Worker
Worker

Reputation: 2409

SQL: grouping by number of entries and entry date

I have the following table log:

event_time       | name |
-------------------------
2014-07-16 11:40    Bob
2014-07-16 10:00   John
2014-07-16 09:20    Bob
2014-07-16 08:20    Bob

2014-07-15 11:20    Bob
2014-07-15 10:20   John
2014-07-15 09:00    Bob

I would like to generate a report, where I can group data by number of entries per day and by entry day.

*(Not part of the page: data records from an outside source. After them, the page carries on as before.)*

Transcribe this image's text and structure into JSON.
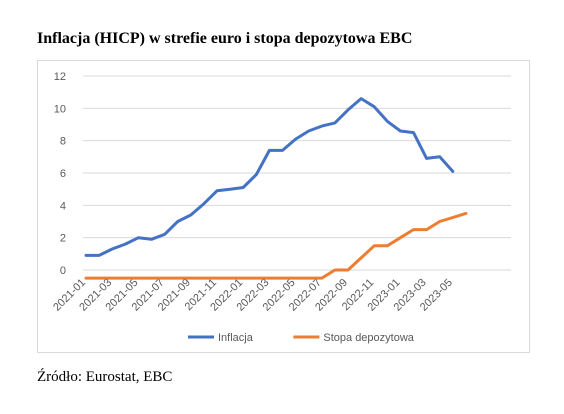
{
  "title": "Inflacja (HICP) w strefie euro i stopa depozytowa EBC",
  "source": "Źródło: Eurostat, EBC",
  "chart_data": {
    "type": "line",
    "title": "",
    "xlabel": "",
    "ylabel": "",
    "ylim": [
      -0.5,
      12
    ],
    "yticks": [
      0,
      2,
      4,
      6,
      8,
      10,
      12
    ],
    "grid": "horizontal",
    "legend_position": "bottom",
    "x": [
      "2021-01",
      "2021-02",
      "2021-03",
      "2021-04",
      "2021-05",
      "2021-06",
      "2021-07",
      "2021-08",
      "2021-09",
      "2021-10",
      "2021-11",
      "2021-12",
      "2022-01",
      "2022-02",
      "2022-03",
      "2022-04",
      "2022-05",
      "2022-06",
      "2022-07",
      "2022-08",
      "2022-09",
      "2022-10",
      "2022-11",
      "2022-12",
      "2023-01",
      "2023-02",
      "2023-03",
      "2023-04",
      "2023-05",
      "2023-06"
    ],
    "xtick_labels": [
      "2021-01",
      "2021-03",
      "2021-05",
      "2021-07",
      "2021-09",
      "2021-11",
      "2022-01",
      "2022-03",
      "2022-05",
      "2022-07",
      "2022-09",
      "2022-11",
      "2023-01",
      "2023-03",
      "2023-05"
    ],
    "series": [
      {
        "name": "Inflacja",
        "color": "#4472c4",
        "values": [
          0.9,
          0.9,
          1.3,
          1.6,
          2.0,
          1.9,
          2.2,
          3.0,
          3.4,
          4.1,
          4.9,
          5.0,
          5.1,
          5.9,
          7.4,
          7.4,
          8.1,
          8.6,
          8.9,
          9.1,
          9.9,
          10.6,
          10.1,
          9.2,
          8.6,
          8.5,
          6.9,
          7.0,
          6.1,
          null
        ]
      },
      {
        "name": "Stopa depozytowa",
        "color": "#ed7d31",
        "values": [
          -0.5,
          -0.5,
          -0.5,
          -0.5,
          -0.5,
          -0.5,
          -0.5,
          -0.5,
          -0.5,
          -0.5,
          -0.5,
          -0.5,
          -0.5,
          -0.5,
          -0.5,
          -0.5,
          -0.5,
          -0.5,
          -0.5,
          0.0,
          0.0,
          0.75,
          1.5,
          1.5,
          2.0,
          2.5,
          2.5,
          3.0,
          3.25,
          3.5
        ]
      }
    ]
  }
}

So the resulting report for the table above would be something like this:

event_date   | 0-2 | 3 | 4-99 |
-------------------------------
2014-07-16      1    1      0
2014-07-15      2    0      0

I use the following approached to solve it:

If I find answer before anybody post it here, I will share it.

Added

I would like to count a number of daily entries for each name. Then I check to which column this value belongs to, and the I add 1 to that column.

Upvotes: 1

Views: 125

Answers (4)

Clockwork-Muse
Clockwork-Muse

Reputation: 13056

This is a variation on a PIVOT query (although PostgreSQL supports this via the crosstab(...) table functions). The existing answers cover the basic technique, I just prefer to construct queries without the use of CASE, where possible.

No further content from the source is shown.